Essay On Paper
Evolutionary History of Reptiles on the Face of Earth
Reptiles had a very interesting history because they developed millions of years ago, and the Earth’s atmosphere was not friendly towards evolutionary needs of the life. The animals grew hardcore physiology in order to withstand toughest survival needs that an organism can face during its lifetime (Kobolkuti, Cadar and Czirjak, 3). The featured organisms have scaled body structure, and therefore, they have the ability and power to survive in the impossible environmental conditions that the planet has to offer. However, they follow natural breeding process that involves laying of eggs with hard shells. The reptiles are dying away in their natural form, and they have to develop mammalian physical tendencies in order to ensure their long term survival in the changing environmental outlook of the globe. However, researchers can find reptiles in the jungles of Africa because the area is having a relatively preserved naturalistic environment that is rather ideal for the reptilian developmental needs (Goodland, 13), and therefore, the organisms are thriving partially in the featured geographical location. Some of them grew as apex predators because they could not follow their natural lifecycle. Additionally, the reptilian biological base provided natural groundwork that led to the development of dinosaurs, and mosasaurs as well.
Reptilians have evolved from water based life forms that had an amphibian nature, and when oceans’ capacity depleted in terms of resources that organisms need to survive, then the built-in process of evolution kicked in, and because of this reason, the early amphibians developed into initial breed of reptilians.
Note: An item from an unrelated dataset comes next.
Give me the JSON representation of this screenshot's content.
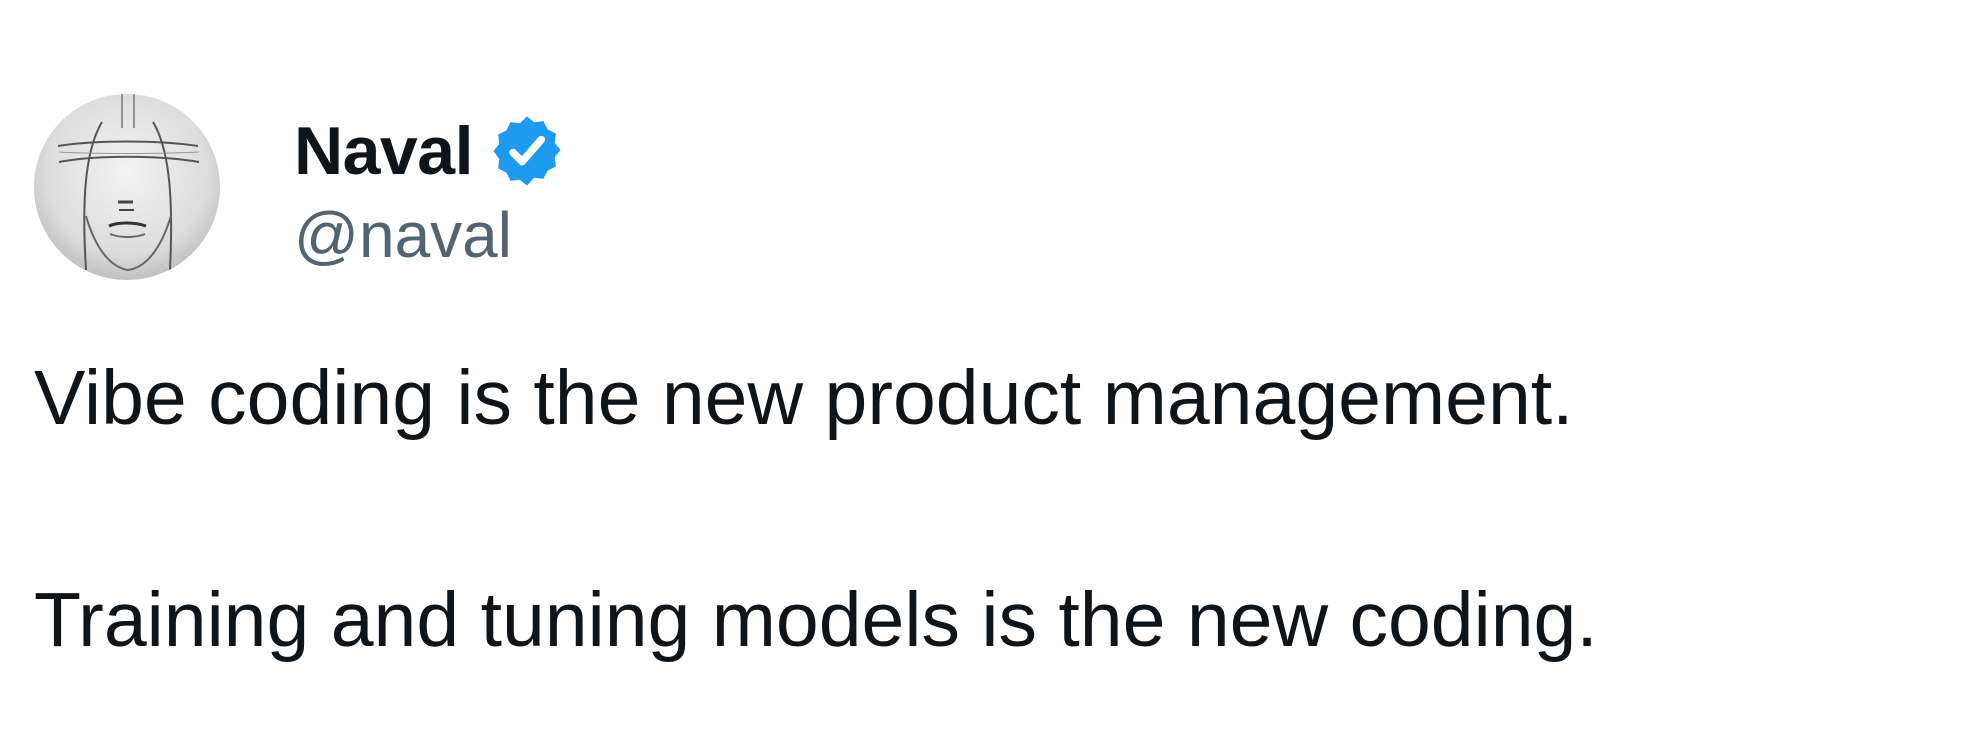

With the passage of time, many reptilians died out because they had to adapt to newer living conditions, they had grown scales on their bodies in order to provide safety to underlying soft amphibian skin, and one can still find the soft tissue by removing the outer epidermal tissue.
The early development of reptilians took place more than three hundred million years ago, and these evolutionary events happened in the dying years of Carboniferous era. The reptiles had have advanced digestive systems, and they had to grow legs, advanced neurology so that their survival can be enhanced. The reproductive system of reptilians responded to the challenge of protecting the next generation, and therefore, their eggs’ structure changed in order to have solid outer shells because they had to protect the developing infant inside the natural incubator from environmental strain. The reptiles did not develop upright appearance and they did not have grasping hands so they are not moving in the direction of attaining higher biological status in the natural tree of evolutionary process (Kobolkuti, Cadar and Czirjak, 4). Furthermore, one can see that reptiles will eventually develop higher brain functions and intellectual centers in their brains, but the growth process will take millions of years into the future. The reptilians are being environmentally killed because of atmosphere that is putting new challenges in front of the featured organisms.
The humans have killed the most of reptilians indirectly due to industrial revolution, the reptilians felt the environmental pressures that did not allow the organisms to maintain coldness of their blood, and their physical systems evolved in order to manage the environmental challenges (Lemos, Fischer and Souza, 8). Negative development regarding prevalence of natural ecological stature provided the foundation for evolutionary process of reptilians that helped them in attainment of mammalian biological factors.
Goodland, Robert. "The Concept of Environmental Sustainability." Annual Review of Ecology and Systematics 26. 1 (1995): 1-24. Online.
Kobolkuti, Lorand, et al. "The Effects of Environment and Physiological Cyclicity on the Immune System of Viperinae." The Scientific World Journal 2012.1 (2012): 1-6. Online.
Lemos, Clara C, Thomas B Fischer and Marcelo P Souza. "Strategic environmental assessment in tourism planning — Extent of application and quality of documentation." Environmental Impact Assessment Review 36. 1 (2012): 1-10. Online.